Having lived in Holland and Poland for extended periods of time, I realize I may have chomped on Black Beauty's cousin more than once. These things happen and, if I am honest, why salivate over a field of gamboling lambs and repulse at the thought of Bud Clydesdales in a nice cream sauce. But then there is honesty and then there is honesty:
A new study of dogs worldwide, the largest of its kind, suggests a different answer, one that any dog owner is bound to find repulsive: wolves may have first been domesticated for their meat. That is the proposal of a team of geneticists led by Peter Savolainen of the Royal Institute of Technology in Stockholm. Sampling the mitochondrial DNA of dogs worldwide, the team found that in every region of the world all dogs seem to belong to one lineage.
The single domestication event seems to have occurred in southern China... There is a long tradition of eating dogs in southern China, where dog bones with cut marks on them have been found at archaeological sites. Dr. Savolainen said wolves probably domesticated themselves when they began scavenging around the garbage dumps at the first human settlements, a theory advocated by Ray Coppinger, a dog biologist at Hampshire College in Massachusetts. As the wolves became tamer, they would have been captured and bred. Given local traditions, Dr. Savolainen suggests, the wolves may have been bred for the table.
Taboos are funny things. I don't really like dogs that much and find the dog obsessed humans I know, well, a bit weird. Dogs make houses smelly. A lot. Your dog, too. About as bad as a cigarette smoker's house. That plus all the poo not to mention having fang marks in my face are enough to warn me off the beasties. But I am not inclined to eat them. Not curious at all. Yet if I faced a plate of dog and that can of aquarium fish, tinned gourami I think it was, I would probably nibble on Fido.

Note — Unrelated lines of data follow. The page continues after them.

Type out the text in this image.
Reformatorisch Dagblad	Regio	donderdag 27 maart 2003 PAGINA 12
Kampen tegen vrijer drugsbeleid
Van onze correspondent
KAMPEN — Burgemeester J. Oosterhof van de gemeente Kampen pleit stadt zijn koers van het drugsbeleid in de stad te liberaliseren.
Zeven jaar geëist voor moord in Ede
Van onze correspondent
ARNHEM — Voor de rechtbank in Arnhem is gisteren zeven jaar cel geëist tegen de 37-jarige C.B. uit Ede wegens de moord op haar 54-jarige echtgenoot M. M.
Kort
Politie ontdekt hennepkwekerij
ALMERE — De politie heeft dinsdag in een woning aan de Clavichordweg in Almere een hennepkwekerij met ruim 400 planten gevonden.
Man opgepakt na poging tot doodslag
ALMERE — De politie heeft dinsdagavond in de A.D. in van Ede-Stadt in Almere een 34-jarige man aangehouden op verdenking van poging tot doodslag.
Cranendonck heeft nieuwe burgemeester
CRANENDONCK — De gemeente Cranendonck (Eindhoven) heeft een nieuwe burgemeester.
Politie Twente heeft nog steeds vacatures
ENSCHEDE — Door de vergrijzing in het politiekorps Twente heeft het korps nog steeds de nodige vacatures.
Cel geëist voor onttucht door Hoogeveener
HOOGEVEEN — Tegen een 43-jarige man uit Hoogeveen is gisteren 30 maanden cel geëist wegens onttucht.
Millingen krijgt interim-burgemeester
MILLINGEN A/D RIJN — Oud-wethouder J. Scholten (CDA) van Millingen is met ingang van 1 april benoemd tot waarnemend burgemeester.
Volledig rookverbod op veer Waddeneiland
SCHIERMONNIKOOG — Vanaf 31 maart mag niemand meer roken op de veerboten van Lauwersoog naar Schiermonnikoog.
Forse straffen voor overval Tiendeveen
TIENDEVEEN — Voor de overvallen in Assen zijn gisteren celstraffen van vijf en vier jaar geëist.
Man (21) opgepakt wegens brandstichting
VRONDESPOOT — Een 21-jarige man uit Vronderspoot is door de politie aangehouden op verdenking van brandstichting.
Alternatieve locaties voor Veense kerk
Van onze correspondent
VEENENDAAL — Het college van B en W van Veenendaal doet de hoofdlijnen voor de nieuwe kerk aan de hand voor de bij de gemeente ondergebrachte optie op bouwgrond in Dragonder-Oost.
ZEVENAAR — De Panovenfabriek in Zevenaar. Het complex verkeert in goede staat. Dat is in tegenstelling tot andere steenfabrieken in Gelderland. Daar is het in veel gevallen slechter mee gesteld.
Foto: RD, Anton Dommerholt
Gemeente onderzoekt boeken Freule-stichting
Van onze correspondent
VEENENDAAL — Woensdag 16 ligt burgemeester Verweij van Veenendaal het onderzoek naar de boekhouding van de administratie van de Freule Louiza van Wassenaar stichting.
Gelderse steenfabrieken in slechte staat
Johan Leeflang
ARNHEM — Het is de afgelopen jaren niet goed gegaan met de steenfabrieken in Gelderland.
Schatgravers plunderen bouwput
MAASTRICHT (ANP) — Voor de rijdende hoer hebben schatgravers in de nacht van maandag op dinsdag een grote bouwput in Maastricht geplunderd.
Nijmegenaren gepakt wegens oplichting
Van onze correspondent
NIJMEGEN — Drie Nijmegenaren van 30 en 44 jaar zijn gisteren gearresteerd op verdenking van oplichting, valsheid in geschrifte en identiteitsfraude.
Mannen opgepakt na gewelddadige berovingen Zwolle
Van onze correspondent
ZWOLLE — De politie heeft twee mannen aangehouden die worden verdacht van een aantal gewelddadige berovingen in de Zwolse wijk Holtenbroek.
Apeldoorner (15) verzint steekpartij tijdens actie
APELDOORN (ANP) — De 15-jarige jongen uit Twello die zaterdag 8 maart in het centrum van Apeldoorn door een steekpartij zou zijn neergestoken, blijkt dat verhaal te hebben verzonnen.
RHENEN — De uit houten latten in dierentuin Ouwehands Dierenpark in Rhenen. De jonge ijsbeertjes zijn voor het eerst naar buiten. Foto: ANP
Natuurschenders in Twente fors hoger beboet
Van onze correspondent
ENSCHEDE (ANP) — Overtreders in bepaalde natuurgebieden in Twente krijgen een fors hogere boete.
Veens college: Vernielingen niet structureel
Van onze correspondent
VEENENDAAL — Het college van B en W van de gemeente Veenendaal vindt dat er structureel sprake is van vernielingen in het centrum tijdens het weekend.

Would I be comforted at that moment knowing I was only living out my evolutionary past... as well as the dog's?

Comments
Ben (The Tiger) - September 8, 2009 10:58 pm
And I'd probably nibble on the gourami.
seanie - September 9, 2009 11:36 am
I'm with you on dogs. I find dog owners to be odd as well, on a mild obsessive compulsive level. Generalizing here, but I also find that often cannot fathom how others do not want to have poochie jump all over them, lick their faces etc.
I would eat dog, no problem, if it was what was available on a street in a foreign land and I was hungry, but not under normal circumstances, mainly for the same reasons I won't eat seagull.
John Cross - September 9, 2009 12:36 pm
I must say I am a little doubtful about wolves being kept for food. I understand that dogs need some meat in their diet and I would have thought that hunting for meat for your dogs would be counterproductive. I thought it would be easier to raise an animal that would eat grass. Perhaps, the dogs were given the bones which they could crack, but still it seems like a strange way to get meat.